When it comes to public policy, health and safety are increasingly the only shared morality we have left. “Safe sex” is the only sexual ethic we acknowledge in common, and we are becoming increasingly puritanical, prohibitionist, and paranoid when it comes to diet, exercise, second-hand smoke, and trans-fatty Oreo cookies. At the same time, we are becoming ever more indifferent to moral objections to the “free market,” and the language of contract and consent—the language of the autonomous individual—is increasingly shaping every feature of our lives. As long as it is safe and consensual, we are inclined to let people do pretty much whatever they want.
Which is precisely the ’70s environment today’s saddened women are longing to return. Ross accuses Flanagan of “pretending that there was a moment, somewhere in the age of leisure suits and Judy Blume, when a certain amount of teenage sexual license coexisted easily with modesty and idealism, responsibility and romance.”
But I don’t think it’s really a milieu or a moment that our ’70s sex nostalgists are pining for. I think it’s something they would describe, if pressed, as a virtue: the virtue of moderate innocence, and of judicious moderation in passing from the extreme innocence of childhood to the extreme knowingness of adulthood. It’s not the modus vivendi of ’70s sexuality that’s worth praising, as the delicate, transient accomplishment of a decentered culture. It’s the idea that a newly centered culture can manage to anchor itself outside an unreasonably artificial innocence on the one hand and outside an unreasonably artificial profanity on the other.
Within that idea, as well, is a hope grounded what I would call a sort of postmodern realism: a recognition that human maturity, including sexual maturity, is a natural process that can’t be mastered by science (“continuous birth control”) or by law (bright-line rulings establishing the magic moment when one goes from a juvenile to an adult).

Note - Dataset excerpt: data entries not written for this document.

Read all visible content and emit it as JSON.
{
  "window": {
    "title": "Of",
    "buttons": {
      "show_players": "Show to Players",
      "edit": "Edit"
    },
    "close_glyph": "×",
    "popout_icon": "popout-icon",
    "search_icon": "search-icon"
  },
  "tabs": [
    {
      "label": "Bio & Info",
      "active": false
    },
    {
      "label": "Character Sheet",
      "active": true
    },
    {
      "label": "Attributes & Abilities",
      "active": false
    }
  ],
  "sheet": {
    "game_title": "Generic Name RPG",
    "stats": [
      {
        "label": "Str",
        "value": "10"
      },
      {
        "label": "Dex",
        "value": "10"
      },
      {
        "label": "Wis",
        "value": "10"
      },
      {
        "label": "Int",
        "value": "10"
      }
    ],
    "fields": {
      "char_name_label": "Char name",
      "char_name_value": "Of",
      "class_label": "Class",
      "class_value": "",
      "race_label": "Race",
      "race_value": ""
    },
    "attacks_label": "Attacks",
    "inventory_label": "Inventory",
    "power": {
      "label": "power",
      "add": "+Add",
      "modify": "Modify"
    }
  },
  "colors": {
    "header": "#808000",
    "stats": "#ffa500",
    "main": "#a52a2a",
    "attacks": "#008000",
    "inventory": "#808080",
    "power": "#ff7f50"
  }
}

The prospect of locking up one’s children until they must be thrown to the wolves is grim, and the prospects of fully immersing them in the world from the get go, or fully withdrawing them from the world, are worse. The moderate innocence of the ’70s may ultimately be less instructive to us than the conditions that became mainstream in the ’80s which made it so difficult. I’m not convinced that those conditions were the consequence of moderate innocence at all.